Shouldn't you be off trying to convince young impressionable girls how
much better off they'd be eating the STANKY CUNTS of SNATCHBEASTS like
you rather than to be with MEN WITH *COCKS*!? Shouldn't YOU!? hrmmmm?
Have another drink of my SAUCY SHIT SHAKES you DUMBASS IDIOT WHORE. I
HOPE YOU FART OUT YOUR INTESTINES! I HOPE YOU GET CANCER OF THE *WORST*
PLACE!
I hope you spend the remainder of your existence SAGGING in all the
worst places. Bitter & horrible. Driven by empty desires which will
NEVER be fullfilled. I hope for all of that. You loud-mouthed tubbo
SNATCHBEAST cunt. And more.
I hope you mother KILLS HERSELF in GODDAMN shame for spawning a waste
of SUCK like you. You monkey whore. You loudmouthed drunken ASS.

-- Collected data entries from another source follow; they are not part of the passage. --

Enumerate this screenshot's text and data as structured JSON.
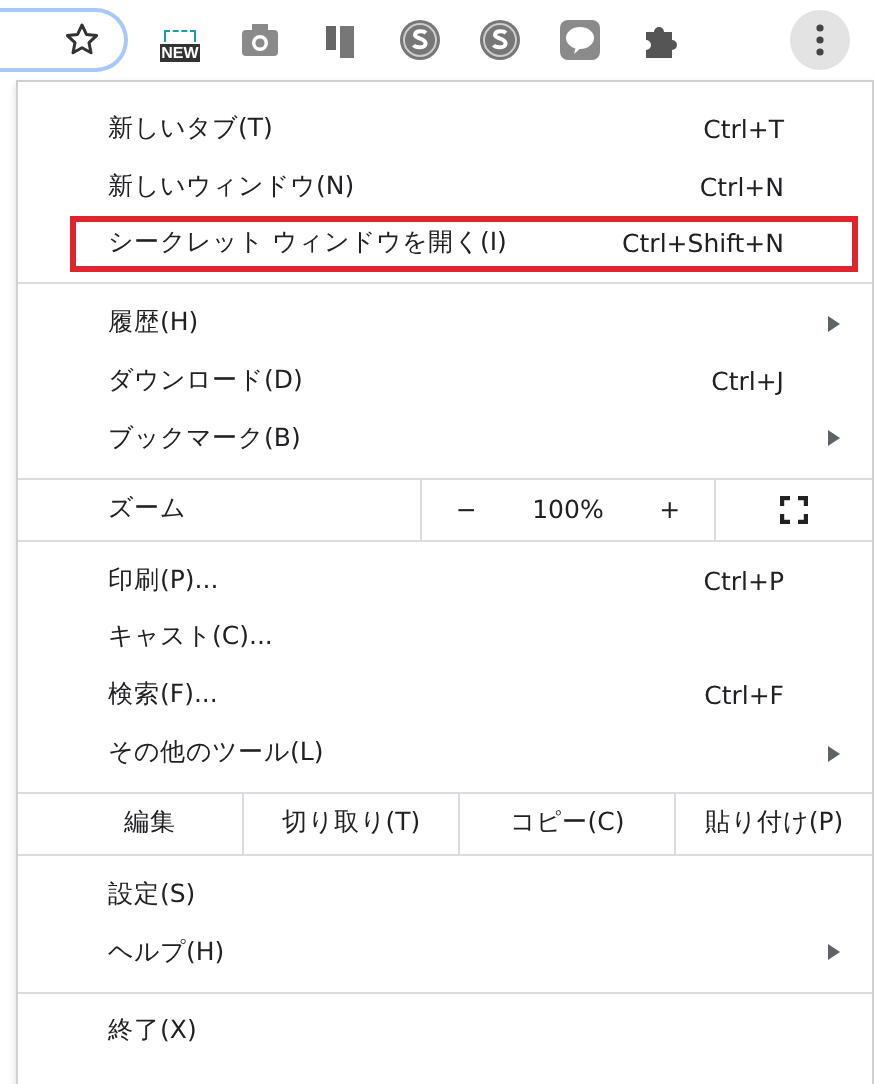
{
  "toolbar": {
    "icons": [
      {
        "kind": "new-badge",
        "text": "NEW"
      },
      {
        "kind": "camera"
      },
      {
        "kind": "panels"
      },
      {
        "kind": "s-coin"
      },
      {
        "kind": "s-coin"
      },
      {
        "kind": "chat"
      },
      {
        "kind": "puzzle"
      }
    ]
  },
  "menu": {
    "sections": [
      {
        "items": [
          {
            "kind": "item",
            "label": "新しいタブ(T)",
            "shortcut": "Ctrl+T",
            "submenu": false,
            "highlighted": false
          },
          {
            "kind": "item",
            "label": "新しいウィンドウ(N)",
            "shortcut": "Ctrl+N",
            "submenu": false,
            "highlighted": false
          },
          {
            "kind": "item",
            "label": "シークレット ウィンドウを開く(I)",
            "shortcut": "Ctrl+Shift+N",
            "submenu": false,
            "highlighted": true
          }
        ]
      },
      {
        "items": [
          {
            "kind": "item",
            "label": "履歴(H)",
            "submenu": true,
            "highlighted": false
          },
          {
            "kind": "item",
            "label": "ダウンロード(D)",
            "shortcut": "Ctrl+J",
            "submenu": false,
            "highlighted": false
          },
          {
            "kind": "item",
            "label": "ブックマーク(B)",
            "submenu": true,
            "highlighted": false
          }
        ]
      },
      {
        "items": [
          {
            "kind": "zoom",
            "label": "ズーム",
            "minus": "−",
            "value": "100%",
            "plus": "+"
          }
        ]
      },
      {
        "items": [
          {
            "kind": "item",
            "label": "印刷(P)...",
            "shortcut": "Ctrl+P",
            "submenu": false,
            "highlighted": false
          },
          {
            "kind": "item",
            "label": "キャスト(C)...",
            "submenu": false,
            "highlighted": false
          },
          {
            "kind": "item",
            "label": "検索(F)...",
            "shortcut": "Ctrl+F",
            "submenu": false,
            "highlighted": false
          },
          {
            "kind": "item",
            "label": "その他のツール(L)",
            "submenu": true,
            "highlighted": false
          }
        ]
      },
      {
        "items": [
          {
            "kind": "edit",
            "label": "編集",
            "buttons": [
              "切り取り(T)",
              "コピー(C)",
              "貼り付け(P)"
            ]
          }
        ]
      },
      {
        "items": [
          {
            "kind": "item",
            "label": "設定(S)",
            "submenu": false,
            "highlighted": false
          },
          {
            "kind": "item",
            "label": "ヘルプ(H)",
            "submenu": true,
            "highlighted": false
          }
        ]
      },
      {
        "items": [
          {
            "kind": "item",
            "label": "終了(X)",
            "submenu": false,
            "highlighted": false
          }
        ]
      }
    ]
  }
}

Why won't RETARDS like you just SNUFF IT. Already. huh? Why not? Why do
WE have to come and take care of ALL OF YOU?
I don't understand it. It must be the NATURE of things. Or. Perhaps.
Someone somewhere finds it HIGHLY ENTERTAINING.
Unlike your saturday night. It seems. You goddamn loser.